Required reading:
- High level overview of Parquet format: Required reading: https://blog.twitter.com/engineering/en_us/a/2013/dremel-made-simple-with-parquet
- Overall format of a Parquet file: https://parquet.apache.org/documentation/latest/#file-format
Entry point for decoding in the codebase is in Parquet.Reader.readWholeParquetFile. This function does the following in order:
- For each row group, reads the column chunks (via Parquet.Reader.sourceColumnChunk) & associates them with their paths. Some example paths
- "f1.list.element.list.element" would represent any value in the column { "f1": [[1, 2], [3, 4], [5]] }. By using the repetition & definition levels, we are able to represent the following possible values that belong to "f1.list.element.list.element" path:
{}
{ "f1": null }
{ "f1": [] }
{ "f1": [[1]] }
{ "f1": [[1], [3]] }
{ "f1": [[1, 2], [3, 4], [5]] }
,
- "f3.list.element" would represent any value in the column { "f3": [1, 2, 3] }. Notice that we only allow a single dimension list here.

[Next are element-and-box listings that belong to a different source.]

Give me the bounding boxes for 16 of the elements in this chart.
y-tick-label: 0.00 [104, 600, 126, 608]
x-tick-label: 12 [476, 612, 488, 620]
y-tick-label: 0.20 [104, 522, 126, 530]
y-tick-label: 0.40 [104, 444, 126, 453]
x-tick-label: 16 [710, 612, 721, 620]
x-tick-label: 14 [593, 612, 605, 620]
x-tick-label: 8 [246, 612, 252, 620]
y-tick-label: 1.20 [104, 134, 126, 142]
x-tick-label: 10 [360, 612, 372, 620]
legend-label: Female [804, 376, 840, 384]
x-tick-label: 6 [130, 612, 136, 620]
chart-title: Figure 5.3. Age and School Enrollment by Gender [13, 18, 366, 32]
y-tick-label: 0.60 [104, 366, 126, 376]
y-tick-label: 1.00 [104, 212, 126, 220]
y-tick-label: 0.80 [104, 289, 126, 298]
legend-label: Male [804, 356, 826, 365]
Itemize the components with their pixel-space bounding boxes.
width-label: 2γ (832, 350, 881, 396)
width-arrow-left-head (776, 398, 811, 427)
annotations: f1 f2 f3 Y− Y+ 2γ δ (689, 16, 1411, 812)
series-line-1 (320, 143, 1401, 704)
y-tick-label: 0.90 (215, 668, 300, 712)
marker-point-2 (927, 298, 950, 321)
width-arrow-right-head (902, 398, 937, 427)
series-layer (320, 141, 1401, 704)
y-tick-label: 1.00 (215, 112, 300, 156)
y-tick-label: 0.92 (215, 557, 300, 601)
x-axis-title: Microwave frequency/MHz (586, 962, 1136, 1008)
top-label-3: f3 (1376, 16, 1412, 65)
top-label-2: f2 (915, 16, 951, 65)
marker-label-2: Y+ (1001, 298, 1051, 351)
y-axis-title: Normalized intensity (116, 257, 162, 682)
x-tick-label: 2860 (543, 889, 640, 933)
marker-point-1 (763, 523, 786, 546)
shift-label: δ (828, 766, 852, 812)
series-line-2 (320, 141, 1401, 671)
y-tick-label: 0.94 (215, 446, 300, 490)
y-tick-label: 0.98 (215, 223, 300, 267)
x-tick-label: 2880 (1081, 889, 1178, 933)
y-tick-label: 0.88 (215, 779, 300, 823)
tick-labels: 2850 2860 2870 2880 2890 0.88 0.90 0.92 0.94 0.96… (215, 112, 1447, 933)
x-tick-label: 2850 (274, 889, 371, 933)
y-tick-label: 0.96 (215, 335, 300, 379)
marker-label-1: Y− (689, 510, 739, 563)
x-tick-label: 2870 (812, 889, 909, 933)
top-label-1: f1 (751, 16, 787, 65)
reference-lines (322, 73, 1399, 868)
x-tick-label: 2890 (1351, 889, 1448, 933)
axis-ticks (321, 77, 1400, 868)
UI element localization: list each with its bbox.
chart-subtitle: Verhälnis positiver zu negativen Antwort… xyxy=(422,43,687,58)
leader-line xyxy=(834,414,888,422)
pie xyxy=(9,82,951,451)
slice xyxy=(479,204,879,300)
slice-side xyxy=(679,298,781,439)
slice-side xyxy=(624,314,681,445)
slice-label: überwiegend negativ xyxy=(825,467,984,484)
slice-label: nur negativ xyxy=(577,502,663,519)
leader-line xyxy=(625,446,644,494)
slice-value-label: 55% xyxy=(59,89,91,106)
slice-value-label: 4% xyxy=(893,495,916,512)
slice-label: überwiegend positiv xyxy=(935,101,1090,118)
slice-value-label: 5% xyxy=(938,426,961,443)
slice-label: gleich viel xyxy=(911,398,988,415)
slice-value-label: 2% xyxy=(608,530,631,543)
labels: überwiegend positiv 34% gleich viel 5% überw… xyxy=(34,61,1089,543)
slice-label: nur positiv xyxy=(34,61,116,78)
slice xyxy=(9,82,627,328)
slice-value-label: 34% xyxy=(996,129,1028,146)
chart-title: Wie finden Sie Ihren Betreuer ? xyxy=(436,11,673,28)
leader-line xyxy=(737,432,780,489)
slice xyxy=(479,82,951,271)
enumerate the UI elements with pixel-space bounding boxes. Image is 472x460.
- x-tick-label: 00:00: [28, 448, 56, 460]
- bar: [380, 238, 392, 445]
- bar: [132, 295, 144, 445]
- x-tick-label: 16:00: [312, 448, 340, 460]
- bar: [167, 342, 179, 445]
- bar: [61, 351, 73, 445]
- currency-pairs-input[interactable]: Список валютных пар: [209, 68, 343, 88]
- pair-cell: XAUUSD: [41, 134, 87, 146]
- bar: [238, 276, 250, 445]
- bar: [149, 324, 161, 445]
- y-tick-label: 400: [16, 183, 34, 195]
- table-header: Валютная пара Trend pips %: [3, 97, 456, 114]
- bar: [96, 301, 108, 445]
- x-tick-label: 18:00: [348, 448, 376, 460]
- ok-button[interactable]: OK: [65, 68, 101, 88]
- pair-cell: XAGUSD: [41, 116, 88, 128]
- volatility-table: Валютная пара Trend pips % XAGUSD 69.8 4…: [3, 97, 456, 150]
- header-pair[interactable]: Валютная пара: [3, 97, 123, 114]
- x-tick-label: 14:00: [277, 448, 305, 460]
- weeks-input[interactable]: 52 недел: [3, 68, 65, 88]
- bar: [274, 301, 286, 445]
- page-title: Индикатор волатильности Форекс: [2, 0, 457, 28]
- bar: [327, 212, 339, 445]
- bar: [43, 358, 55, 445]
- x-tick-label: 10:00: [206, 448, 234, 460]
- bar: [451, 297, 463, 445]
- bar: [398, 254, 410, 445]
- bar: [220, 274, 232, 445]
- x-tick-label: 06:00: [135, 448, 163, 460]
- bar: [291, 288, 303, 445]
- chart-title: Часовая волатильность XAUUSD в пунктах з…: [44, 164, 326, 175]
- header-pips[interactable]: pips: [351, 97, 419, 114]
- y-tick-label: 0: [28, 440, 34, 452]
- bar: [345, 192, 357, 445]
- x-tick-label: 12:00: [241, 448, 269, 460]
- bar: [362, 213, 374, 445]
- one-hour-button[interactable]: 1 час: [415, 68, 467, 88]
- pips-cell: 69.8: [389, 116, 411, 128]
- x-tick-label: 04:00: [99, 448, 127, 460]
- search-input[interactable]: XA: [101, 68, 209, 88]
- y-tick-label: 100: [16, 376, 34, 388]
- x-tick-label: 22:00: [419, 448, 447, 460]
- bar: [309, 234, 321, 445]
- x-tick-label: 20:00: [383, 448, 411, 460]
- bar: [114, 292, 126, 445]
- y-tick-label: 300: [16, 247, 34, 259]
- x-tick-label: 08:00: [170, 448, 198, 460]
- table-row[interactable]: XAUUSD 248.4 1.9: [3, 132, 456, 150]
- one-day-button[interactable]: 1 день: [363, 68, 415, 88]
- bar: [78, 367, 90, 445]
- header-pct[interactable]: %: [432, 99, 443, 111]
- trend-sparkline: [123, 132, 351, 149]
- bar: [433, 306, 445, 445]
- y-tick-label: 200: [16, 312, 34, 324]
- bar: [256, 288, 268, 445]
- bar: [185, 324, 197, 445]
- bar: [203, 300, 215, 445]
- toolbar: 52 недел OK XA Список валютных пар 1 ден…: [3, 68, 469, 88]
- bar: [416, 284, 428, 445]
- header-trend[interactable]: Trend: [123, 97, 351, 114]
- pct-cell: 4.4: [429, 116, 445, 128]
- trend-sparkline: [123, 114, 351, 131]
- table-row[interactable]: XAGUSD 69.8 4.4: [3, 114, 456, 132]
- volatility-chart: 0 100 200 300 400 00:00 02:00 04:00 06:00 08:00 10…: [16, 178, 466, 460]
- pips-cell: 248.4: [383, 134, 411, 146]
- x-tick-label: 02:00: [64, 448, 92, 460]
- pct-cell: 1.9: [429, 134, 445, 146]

This is because in the file schema, "f3" has OPTIONAL type, "f3.list" has REPEATED and "f3.list.element" has OPTIONAL type. This schema allows for only a single level list. Following values are representable on this path with various repetition & definition levels:
{}
{ "f3": null }
{ "f3": [] }
{ "f3": [1] }
{ "f3": [3] }
{ "f3": [1, 2, 3] }
- After having all the column chunks for a given path, we can start constructing out record incrementally. Parquet.Reader.generateInstructions is responsible for generating instructions from a set of ColumnValue`s for a given path. Some example instructions that are generated:
- Example 1
- Path:
f1.list.element.list.element
- Set of column values to construct the column:
[ ColumnValue { _cvRepetitionLevel = 0 , _cvDefinitionLevel = 5 , _cvMaxDefinitionLevel = 5 , _cvValue = ValueInt64 1 } -- Generated instruction set: Just (fromList [IObjectField "f1",INewList,IObjectField "element",INewList,IObjectField "element",IValue (ValueInt64 1)]) , ColumnValue { _cvRepetitionLevel = 2 , _cvDefinitionLevel = 5 , _cvMaxDefinitionLevel = 5 , _cvValue = ValueInt64 2 } -- Generated instruction set: Just (fromList [IObjectField "f1",IListElement,IObjectField "element",INewListElement,IObjectField "element",IValue (ValueInt64 2)]) , ColumnValue { _cvRepetitionLevel = 1 , _cvDefinitionLevel = 5 , _cvMaxDefinitionLevel = 5 , _cvValue = ValueInt64 3 } -- Generated instruction set: Just (fromList [IObjectField "f1",INewListElement,IObjectField "element",INewList,IObjectField "element",IValue (ValueInt64 3)]) , ColumnValue { _cvRepetitionLevel = 2 , _cvDefinitionLevel = 5 , _cvMaxDefinitionLevel = 5 , _cvValue = ValueInt64 4 } -- Generated instruction set: Just (fromList [IObjectField "f1",IListElement,IObjectField "element",INewListElement,IObjectField "element",IValue (ValueInt64 4)]) , ColumnValue { _cvRepetitionLevel = 1 , _cvDefinitionLevel = 5 , _cvMaxDefinitionLevel = 5 , _cvValue = ValueInt64 5 } -- Generated instruction set: Just (fromList [IObjectField "f1",INewListElement,IObjectField "element",INewList,IObjectField "element",IValue (ValueInt64 5)]) , ColumnValue { _cvRepetitionLevel = 0 , _cvDefinitionLevel = 0 , _cvMaxDefinitionLevel = 5 , _cvValue = Null } -- Generated instruction set: Just (fromList [INullOpt]) , ColumnValue { _cvRepetitionLevel = 0 , _cvDefinitionLevel = 0 , _cvMaxDefinitionLevel = 5 , _cvValue = Null } -- Generated instruction set: Just (fromList [INullOpt]) , ColumnValue { _cvRepetitionLevel = 0 , _cvDefinitionLevel = 0 , _cvMaxDefinitionLevel = 5 , _cvValue = Null } -- Generated instruction set: Just (fromList [INullOpt]) , ColumnValue { _cvRepetitionLevel = 0 , _cvDefinitionLevel = 0 , _cvMaxDefinitionLevel = 5 , _cvValue = Null } -- Generated instruction set: Just (fromList [INullOpt]) , ColumnValue { _cvRepetitionLevel = 0 , _cvDefinitionLevel = 0 , _cvMaxDefinitionLevel = 5 , _cvValue = Null } -- Generated instruction set: Just (fromList [INullOpt]) ]
- Path:
- The rest of the work is done by Parquet.Reader.interpretInstructions, which simply reads the list of instructions & generate parquet values out of them.